To help you avoid making a mistake on your claim, we’ve put together a list of some of the most common errors made in R&D Tax Credits claims (as identified by HMRC).
R&D has a very specific definition for UK tax purposes. R&D happens when a project aims to make an advance in knowledge or capability in a scientific or technological field.
So, if the advance only benefits your business and doesn’t add to our broader knowledge in that field – it doesn’t count. Also, anything that isn’t in the field of science or technology like arts, humanities, social sciences or economics also isn’t eligible.
The best way to know if you’ve made a genuine advance is if you’ve come up against a scientific or technological uncertainty for which there isn’t an existing solution, and a competent professional can’t easily overcome the uncertainty.

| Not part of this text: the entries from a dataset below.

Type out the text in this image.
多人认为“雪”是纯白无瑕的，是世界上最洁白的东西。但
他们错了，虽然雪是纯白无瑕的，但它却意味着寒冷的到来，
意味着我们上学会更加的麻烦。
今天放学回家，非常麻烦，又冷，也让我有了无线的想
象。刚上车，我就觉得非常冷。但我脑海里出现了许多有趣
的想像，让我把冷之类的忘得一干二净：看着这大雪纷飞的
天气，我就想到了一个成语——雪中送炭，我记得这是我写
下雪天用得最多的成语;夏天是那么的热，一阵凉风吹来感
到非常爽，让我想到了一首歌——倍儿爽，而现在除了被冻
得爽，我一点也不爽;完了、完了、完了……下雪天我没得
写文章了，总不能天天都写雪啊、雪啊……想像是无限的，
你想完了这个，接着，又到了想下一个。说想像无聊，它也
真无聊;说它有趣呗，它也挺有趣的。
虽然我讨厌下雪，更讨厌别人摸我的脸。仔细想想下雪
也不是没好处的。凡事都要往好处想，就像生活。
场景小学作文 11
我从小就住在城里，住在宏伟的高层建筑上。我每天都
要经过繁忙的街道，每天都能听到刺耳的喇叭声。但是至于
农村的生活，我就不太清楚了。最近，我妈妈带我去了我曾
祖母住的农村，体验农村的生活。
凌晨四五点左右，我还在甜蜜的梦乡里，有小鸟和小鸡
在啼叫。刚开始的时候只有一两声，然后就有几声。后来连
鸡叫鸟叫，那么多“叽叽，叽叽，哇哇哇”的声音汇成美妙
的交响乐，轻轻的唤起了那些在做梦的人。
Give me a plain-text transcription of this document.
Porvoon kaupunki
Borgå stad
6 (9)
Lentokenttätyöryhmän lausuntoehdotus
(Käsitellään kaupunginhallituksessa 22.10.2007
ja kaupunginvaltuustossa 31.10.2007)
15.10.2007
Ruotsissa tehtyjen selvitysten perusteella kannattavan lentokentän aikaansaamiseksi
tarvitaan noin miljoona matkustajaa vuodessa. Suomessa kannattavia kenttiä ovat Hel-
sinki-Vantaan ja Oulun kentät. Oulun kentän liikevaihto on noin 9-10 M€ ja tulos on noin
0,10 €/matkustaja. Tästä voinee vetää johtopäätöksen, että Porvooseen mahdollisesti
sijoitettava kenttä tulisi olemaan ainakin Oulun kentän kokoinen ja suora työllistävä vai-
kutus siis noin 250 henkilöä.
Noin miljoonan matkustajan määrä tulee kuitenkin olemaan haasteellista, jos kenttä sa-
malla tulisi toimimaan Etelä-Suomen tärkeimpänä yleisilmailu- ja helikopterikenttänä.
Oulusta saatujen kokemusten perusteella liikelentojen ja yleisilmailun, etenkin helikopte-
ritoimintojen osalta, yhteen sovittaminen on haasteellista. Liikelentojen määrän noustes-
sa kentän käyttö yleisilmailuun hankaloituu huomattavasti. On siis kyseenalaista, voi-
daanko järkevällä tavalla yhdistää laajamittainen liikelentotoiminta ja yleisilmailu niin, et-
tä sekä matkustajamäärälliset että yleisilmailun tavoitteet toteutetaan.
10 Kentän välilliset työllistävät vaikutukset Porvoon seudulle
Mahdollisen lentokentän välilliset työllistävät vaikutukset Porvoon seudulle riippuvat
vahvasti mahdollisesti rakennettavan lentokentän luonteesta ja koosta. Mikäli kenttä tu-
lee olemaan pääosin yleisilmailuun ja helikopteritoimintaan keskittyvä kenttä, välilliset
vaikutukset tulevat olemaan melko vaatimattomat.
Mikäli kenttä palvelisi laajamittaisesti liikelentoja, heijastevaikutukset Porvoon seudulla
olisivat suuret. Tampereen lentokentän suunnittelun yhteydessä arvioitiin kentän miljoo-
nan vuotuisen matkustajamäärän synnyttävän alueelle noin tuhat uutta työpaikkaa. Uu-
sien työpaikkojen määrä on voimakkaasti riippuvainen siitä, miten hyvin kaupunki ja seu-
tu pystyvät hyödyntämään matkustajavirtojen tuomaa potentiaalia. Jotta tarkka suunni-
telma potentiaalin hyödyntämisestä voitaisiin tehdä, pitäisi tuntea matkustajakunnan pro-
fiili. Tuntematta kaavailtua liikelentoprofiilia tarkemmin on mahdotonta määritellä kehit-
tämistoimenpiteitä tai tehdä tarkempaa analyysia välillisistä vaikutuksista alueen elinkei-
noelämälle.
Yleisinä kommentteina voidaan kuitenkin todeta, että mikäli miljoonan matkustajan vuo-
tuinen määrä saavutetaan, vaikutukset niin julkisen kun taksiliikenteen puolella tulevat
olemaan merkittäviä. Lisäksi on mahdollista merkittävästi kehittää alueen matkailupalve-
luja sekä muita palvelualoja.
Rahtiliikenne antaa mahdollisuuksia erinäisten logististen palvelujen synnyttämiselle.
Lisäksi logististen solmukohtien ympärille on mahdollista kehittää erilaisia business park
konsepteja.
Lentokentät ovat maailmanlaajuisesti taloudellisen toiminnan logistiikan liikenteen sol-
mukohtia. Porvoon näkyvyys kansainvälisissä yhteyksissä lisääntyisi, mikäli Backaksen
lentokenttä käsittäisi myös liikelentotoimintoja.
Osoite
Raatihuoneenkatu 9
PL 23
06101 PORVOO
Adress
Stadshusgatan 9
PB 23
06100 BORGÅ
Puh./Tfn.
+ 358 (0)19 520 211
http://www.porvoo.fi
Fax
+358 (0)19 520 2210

You can find out more by reading our article: What is an R&D project?
Regardless of what you needed for completing your R&D project, there are set categories of qualifying expenditure for R&D Tax Credits claims. These include:
Direct expenses:
Indirect expenses:
What counts as qualifying expenditure for R&D Tax Credits has evolved over time.
The last big change affected accounting periods beginning on or after 1 April 2023, when data licence and cloud computing costs were added as qualifying expenditure and pure mathematics was included within the definition of R&D for tax purposes.
Unfortunately, you can’t claim for categories of expenditure for periods before they qualify.
There are special rules for connected parties. When companies are connected it usually means that they have a relationship of some kind. For example, if one company controls or is controlled by another, or if both companies are controlled by the same person/persons.
If your company pays a connected party to do the R&D work for you, you can only claim the lower of either what you paid the connected party, or the relevant expenditure of the connected party (i.e. the actual cost incurred in the connected party’s accounts).
Essentially, you need to ensure that any mark-up/profit margin charged by the connected party is removed from your R&D claim.
When claiming R&D Tax Credits there is a set definition of “SME”, which is that your group staff headcount must be less than 500 people and the group must have a turnover of less than €100m or have a balance sheet of less than €86m.
Some companies make the mistake of not realising that, while they might not feel like a large organisation, they are in fact not technically classed as an SME because they are part of a much bigger group.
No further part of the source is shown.